Kevin Cianfarini from Cash App discovered a sneaky threading bug that stumped his entire team. The culprit? A misunderstood feature in Kotlin's coroutine testing tools that silently breaks thread assertions.

While migrating Cash App's MVP architecture to Kotlin coroutines, the team hit a confusing wall: their tests were failing because TestCoroutineDispatcher wasn't behaving as expected. What seemed like a simple withContext() fix turned into a deep dive into how 'immediate' dispatchers actually work.

Key Takeaways

Critical Insight

TestCoroutineDispatcher's 'immediate' behavior means it won't respect thread switching in withContext(), breaking common testing assumptions about dispatcher behavior.
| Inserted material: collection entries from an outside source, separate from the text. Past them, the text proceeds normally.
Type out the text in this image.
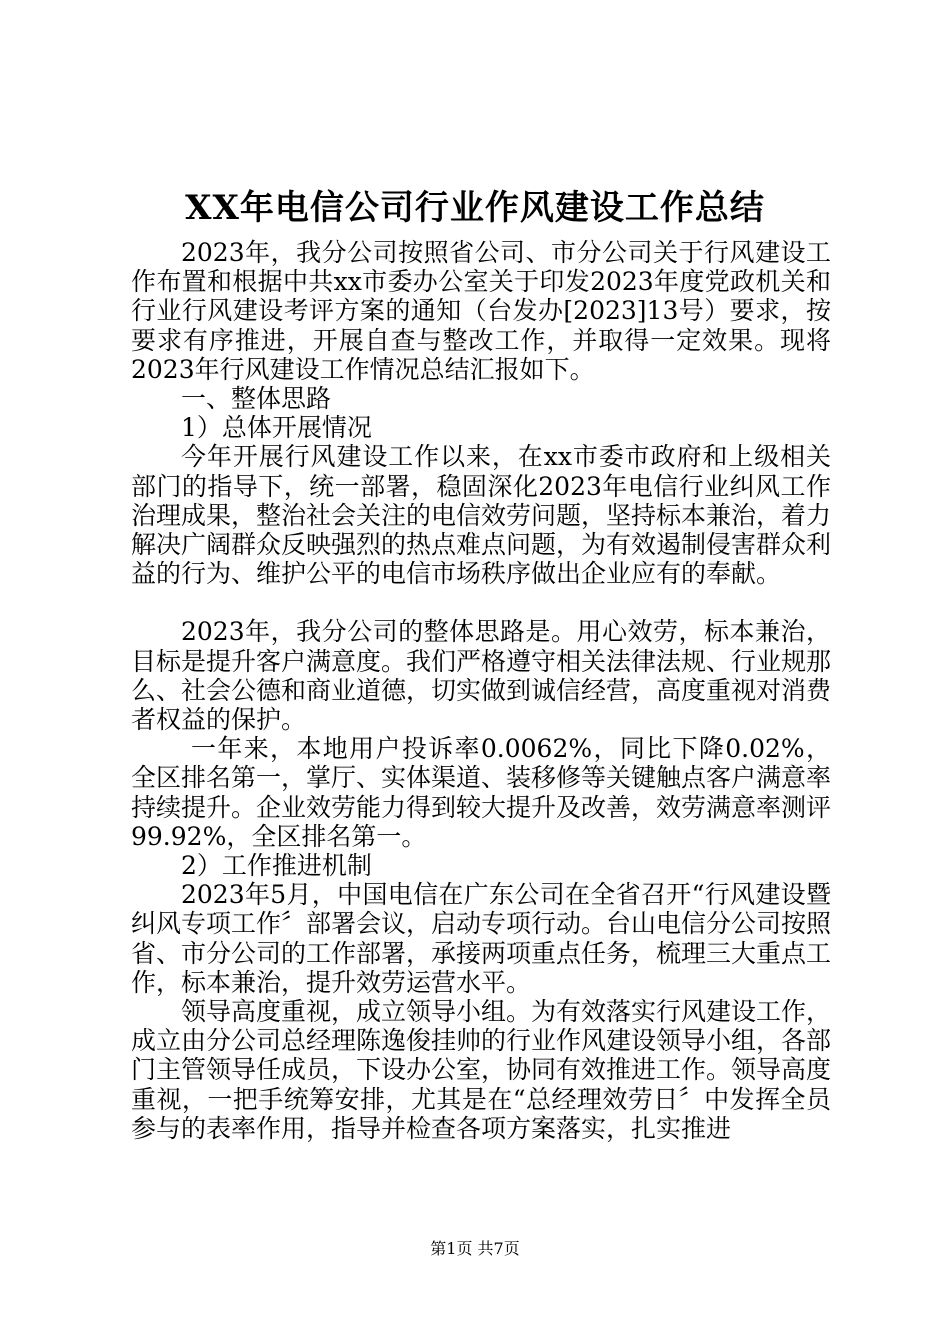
XX年电信公司行业作风建设工作总结

2023年，我分公司按照省公司、市分公司关于行风建设工作布置和根据中共xx市委办公室关于印发2023年度党政机关和行业行风建设考评方案的通知（台发办[2023]13号）要求，按要求有序推进，开展自查与整改工作，并取得一定效果。现将2023年行风建设工作情况总结汇报如下。

一、整体思路

1）总体开展情况

今年开展行风建设工作以来，在xx市委市政府和上级相关部门的指导下，统一部署，稳固深化2023年电信行业纠风工作治理成果，整治社会关注的电信效劳问题，坚持标本兼治，着力解决广阔群众反映强烈的热点难点问题，为有效遏制侵害群众利益的行为、维护公平的电信市场秩序做出企业应有的奉献。

2023年，我分公司的整体思路是。用心效劳，标本兼治，目标是提升客户满意度。我们严格遵守相关法律法规、行业规那么、社会公德和商业道德，切实做到诚信经营，高度重视对消费者权益的保护。

一年来，本地用户投诉率0.0062%，同比下降0.02%，全区排名第一，掌厅、实体渠道、装移修等关键触点客户满意率持续提升。企业效劳能力得到较大提升及改善，效劳满意率测评99.92%，全区排名第一。

2）工作推进机制

2023年5月，中国电信在广东公司在全省召开“行风建设暨纠风专项工作〞部署会议，启动专项行动。台山电信分公司按照省、市分公司的工作部署，承接两项重点任务，梳理三大重点工作，标本兼治，提升效劳运营水平。

领导高度重视，成立领导小组。为有效落实行风建设工作，成立由分公司总经理陈逸俊挂帅的行业作风建设领导小组，各部门主管领导任成员，下设办公室，协同有效推进工作。领导高度重视，一把手统筹安排，尤其是在“总经理效劳日〞中发挥全员参与的表率作用，指导并检查各项方案落实，扎实推进

第1页 共7页
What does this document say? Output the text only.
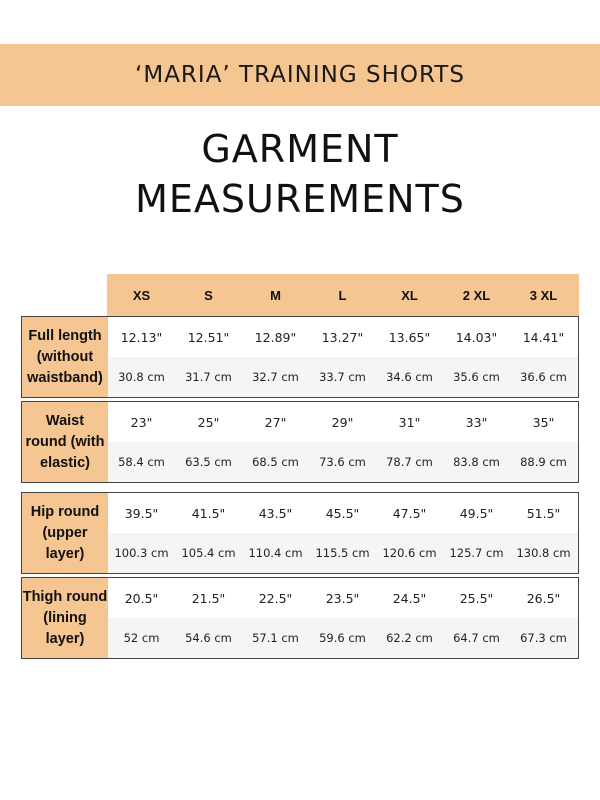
‘MARIA’ TRAINING SHORTS
GARMENT
MEASUREMENTS
XS	S	M	L	XL	2 XL	3 XL
Full length
(without
waistband)
12.13"	12.51"	12.89"	13.27"	13.65"	14.03"	14.41"
30.8 cm	31.7 cm	32.7 cm	33.7 cm	34.6 cm	35.6 cm	36.6 cm
Waist
round (with
elastic)
23"	25"	27"	29"	31"	33"	35"
58.4 cm	63.5 cm	68.5 cm	73.6 cm	78.7 cm	83.8 cm	88.9 cm
Hip round
(upper
layer)
39.5"	41.5"	43.5"	45.5"	47.5"	49.5"	51.5"
100.3 cm	105.4 cm	110.4 cm	115.5 cm	120.6 cm	125.7 cm	130.8 cm
Thigh round
(lining
layer)
20.5"	21.5"	22.5"	23.5"	24.5"	25.5"	26.5"
52 cm	54.6 cm	57.1 cm	59.6 cm	62.2 cm	64.7 cm	67.3 cm
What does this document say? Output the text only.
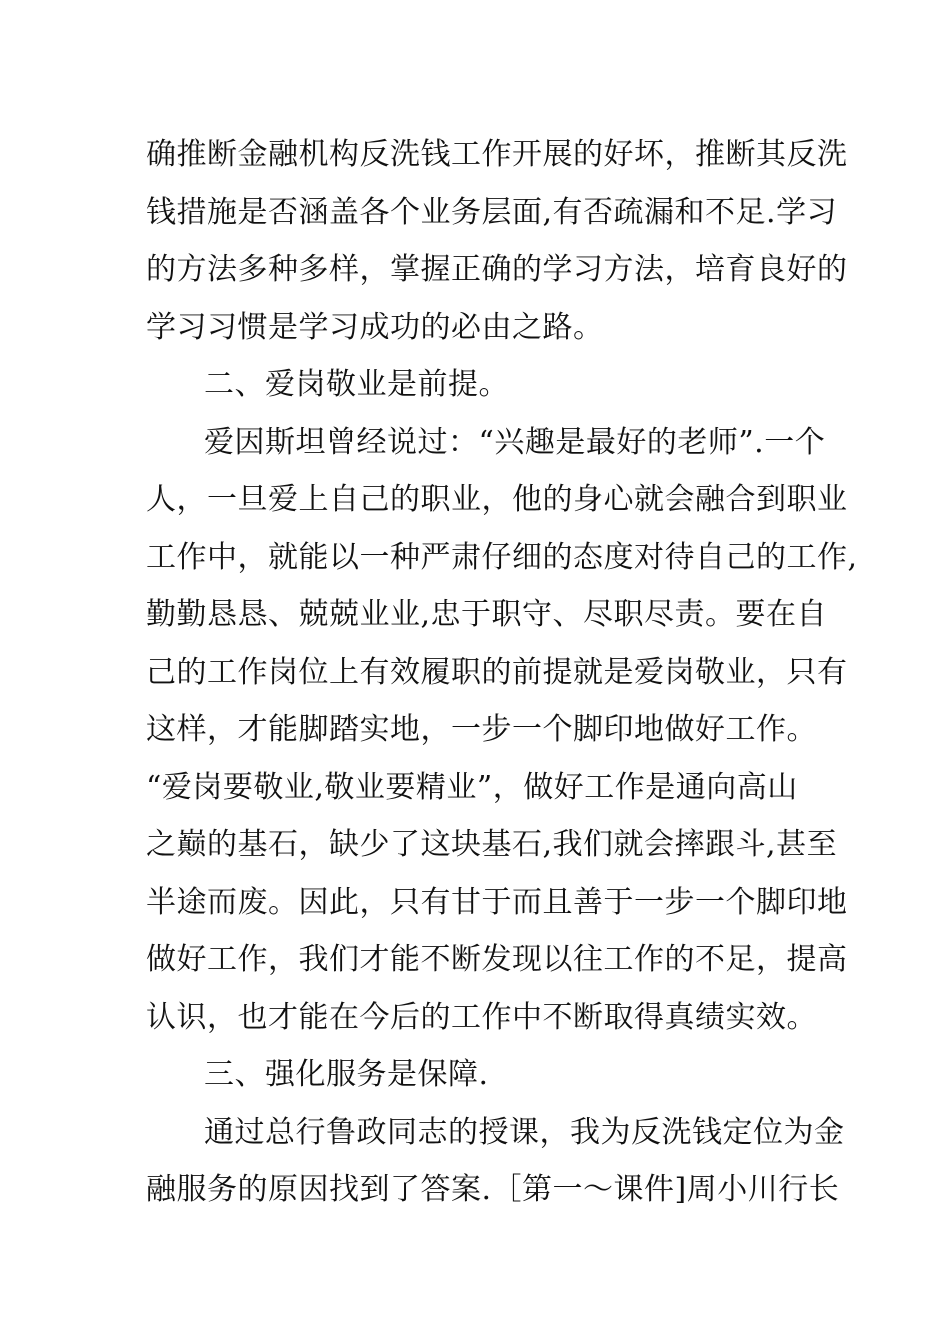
确推断金融机构反洗钱工作开展的好坏，推断其反洗
钱措施是否涵盖各个业务层面,有否疏漏和不足.学习
的方法多种多样，掌握正确的学习方法，培育良好的
学习习惯是学习成功的必由之路。
二、爱岗敬业是前提。
爱因斯坦曾经说过：“兴趣是最好的老师”.一个
人，一旦爱上自己的职业，他的身心就会融合到职业
工作中，就能以一种严肃仔细的态度对待自己的工作,
勤勤恳恳、兢兢业业,忠于职守、尽职尽责。要在自
己的工作岗位上有效履职的前提就是爱岗敬业，只有
这样，才能脚踏实地，一步一个脚印地做好工作。
“爱岗要敬业,敬业要精业”，做好工作是通向高山
之巅的基石，缺少了这块基石,我们就会摔跟斗,甚至
半途而废。因此，只有甘于而且善于一步一个脚印地
做好工作，我们才能不断发现以往工作的不足，提高
认识，也才能在今后的工作中不断取得真绩实效。
三、强化服务是保障.
通过总行鲁政同志的授课，我为反洗钱定位为金
融服务的原因找到了答案.［第一～课件]周小川行长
The fix required understanding a subtle distinction in coroutine dispatcher documentation that even experienced developers commonly misinterpret.

About This Article

Problem

Cash App's MVP architecture test expected Thread[main @coroutine#1,5,main] but got Thread[test,5,main]. The issue was that TestCoroutineDispatcher's immediate mode runs tasks on the current thread instead of switching dispatcher context as expected.

Solution

Kevin Cianfarini's team fixed this by replacing thread-level assertions with CoroutineDispatcher assertions using currentCoroutineContext()[CoroutineDispatcher.Key]. When thread verification was necessary, they switched to standard runBlocking instead.

Impact

The fix stopped silent test failures. It clarified that 'immediate' in coroutine dispatchers means skipping CoroutineDispatcher.dispatch calls entirely, not enabling manual virtual clock control. The team had misread the documentation initially.